Design principles

These overarching principles guide technical and governance decisions. They are fundamental and can only be changed through community consensus, based on a thorough impact assessment.

Each principle has a name, a rationale, and potential implementation examples or guidelines.

1. Never trust the services

A major goal of Open Terms Archive is to enable assessing the loyalty of services towards their end users. Since loyalty is not assumed, trust can not be warranted.

Cases

Several services have been observed:

  • blocking an IP or a user agent randomly;
  • pretending to encounter technical errors (500, 502…) instead of being explicit about their intention (robots.txt, 403…);
  • to not reflect actual updates in the “last update” date of their contractual documents;
  • changing the content of the same page based on user agent properties or source IP geolocation.
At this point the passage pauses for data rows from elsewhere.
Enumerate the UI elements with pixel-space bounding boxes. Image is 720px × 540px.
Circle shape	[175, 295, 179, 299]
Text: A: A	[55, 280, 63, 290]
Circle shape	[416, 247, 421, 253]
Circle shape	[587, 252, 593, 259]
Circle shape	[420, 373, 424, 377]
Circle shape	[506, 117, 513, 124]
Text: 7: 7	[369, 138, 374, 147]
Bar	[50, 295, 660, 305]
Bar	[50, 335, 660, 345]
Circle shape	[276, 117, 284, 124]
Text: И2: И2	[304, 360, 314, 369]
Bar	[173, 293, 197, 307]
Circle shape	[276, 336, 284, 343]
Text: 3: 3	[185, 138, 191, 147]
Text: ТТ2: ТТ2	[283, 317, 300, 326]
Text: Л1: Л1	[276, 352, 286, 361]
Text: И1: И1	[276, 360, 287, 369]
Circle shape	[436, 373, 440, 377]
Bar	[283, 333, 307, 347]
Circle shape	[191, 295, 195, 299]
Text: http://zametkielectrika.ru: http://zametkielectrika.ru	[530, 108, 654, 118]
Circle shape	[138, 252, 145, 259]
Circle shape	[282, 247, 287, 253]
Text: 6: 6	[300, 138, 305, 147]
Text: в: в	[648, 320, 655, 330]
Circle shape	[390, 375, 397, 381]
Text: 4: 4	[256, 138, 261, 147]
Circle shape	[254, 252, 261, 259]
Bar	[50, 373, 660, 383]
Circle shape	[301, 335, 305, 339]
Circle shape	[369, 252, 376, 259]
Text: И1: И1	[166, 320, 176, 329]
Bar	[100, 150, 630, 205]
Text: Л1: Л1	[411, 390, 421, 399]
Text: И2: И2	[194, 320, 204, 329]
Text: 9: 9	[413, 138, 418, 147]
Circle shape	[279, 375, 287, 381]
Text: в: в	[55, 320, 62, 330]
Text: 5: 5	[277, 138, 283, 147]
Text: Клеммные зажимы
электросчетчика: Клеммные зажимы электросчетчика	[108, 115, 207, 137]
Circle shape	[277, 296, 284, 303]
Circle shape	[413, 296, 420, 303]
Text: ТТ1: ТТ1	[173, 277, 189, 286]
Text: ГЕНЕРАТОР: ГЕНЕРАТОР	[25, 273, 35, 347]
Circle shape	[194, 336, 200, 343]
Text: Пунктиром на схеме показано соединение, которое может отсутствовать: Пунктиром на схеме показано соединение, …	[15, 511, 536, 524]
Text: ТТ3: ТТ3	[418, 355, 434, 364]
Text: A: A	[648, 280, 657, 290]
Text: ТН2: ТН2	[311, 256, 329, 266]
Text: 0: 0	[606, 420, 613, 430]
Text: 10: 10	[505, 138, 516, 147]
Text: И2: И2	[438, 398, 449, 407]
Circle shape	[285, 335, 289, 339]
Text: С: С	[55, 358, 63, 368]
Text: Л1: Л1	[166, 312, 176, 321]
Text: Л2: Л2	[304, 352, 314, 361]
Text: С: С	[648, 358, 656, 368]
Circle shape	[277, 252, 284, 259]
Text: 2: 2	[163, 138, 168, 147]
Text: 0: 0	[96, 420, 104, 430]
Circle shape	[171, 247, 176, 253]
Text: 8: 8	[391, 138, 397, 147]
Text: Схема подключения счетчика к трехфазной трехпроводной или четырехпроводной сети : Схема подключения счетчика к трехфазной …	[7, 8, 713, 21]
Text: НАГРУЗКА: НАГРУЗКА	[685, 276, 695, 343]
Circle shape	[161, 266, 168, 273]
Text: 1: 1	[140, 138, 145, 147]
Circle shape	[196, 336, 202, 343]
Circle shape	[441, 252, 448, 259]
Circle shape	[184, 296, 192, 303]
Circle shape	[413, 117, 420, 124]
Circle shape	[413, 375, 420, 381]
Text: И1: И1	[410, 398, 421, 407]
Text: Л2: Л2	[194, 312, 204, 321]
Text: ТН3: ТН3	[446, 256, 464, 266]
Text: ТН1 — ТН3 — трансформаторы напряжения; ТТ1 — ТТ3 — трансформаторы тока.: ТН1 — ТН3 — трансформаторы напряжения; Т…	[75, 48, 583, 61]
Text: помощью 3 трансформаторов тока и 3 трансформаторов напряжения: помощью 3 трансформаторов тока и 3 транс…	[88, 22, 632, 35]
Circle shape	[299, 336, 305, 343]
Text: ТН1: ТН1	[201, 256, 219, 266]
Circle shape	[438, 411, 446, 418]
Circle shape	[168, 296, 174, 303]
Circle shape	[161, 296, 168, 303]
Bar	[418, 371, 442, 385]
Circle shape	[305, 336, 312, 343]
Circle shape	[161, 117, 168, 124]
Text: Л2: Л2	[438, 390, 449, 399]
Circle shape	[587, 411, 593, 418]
When one accesses a supposedly already regionalized policy according to the URL, but gets a different content based on geolocation without any information nor ability to access other regional policies, we consider it misleading and disloyal.

Examples of consequential choices

  • Do not use “last update” date in documents or headers for metadata.

2. Do not require trust in maintainers

Open Terms Archive maintainers should not need to be trusted by users more than the services it enables assessing.

Cases

  • Collections can be unmaintained.
  • Maintainers can filter out content that could be relevant from the perspective of other maintainers.
  • A server can encounter technical problems and miss updates.

Examples of consequential choices

  • Always keep an untouched snapshot of the source documents.
  • Use cryptographic signatures to ensure the database can be authenticated.
  • Enable terms collection to be replicated by anyone.
  • Support duplication across collections as this increases the resilience of the network. It will be up to reusers to decide which source they prefer in case of divergence.

3. Obtain documents like a user would

In order to guarantee legal relevance, source documents should only be ones that end users of the service are themselves receiving. Following principle 1, technical workarounds to obtain some version of the source documents that are more easily handled by machines cannot be trusted to have the same content as the ones intended for end users.

Cases

  • Accessing the same URL from a differently geolocated IP address will change the contents in some services.

Examples of consequential choices

  • Scrape HTML even if one could obtain the contractual content from an API.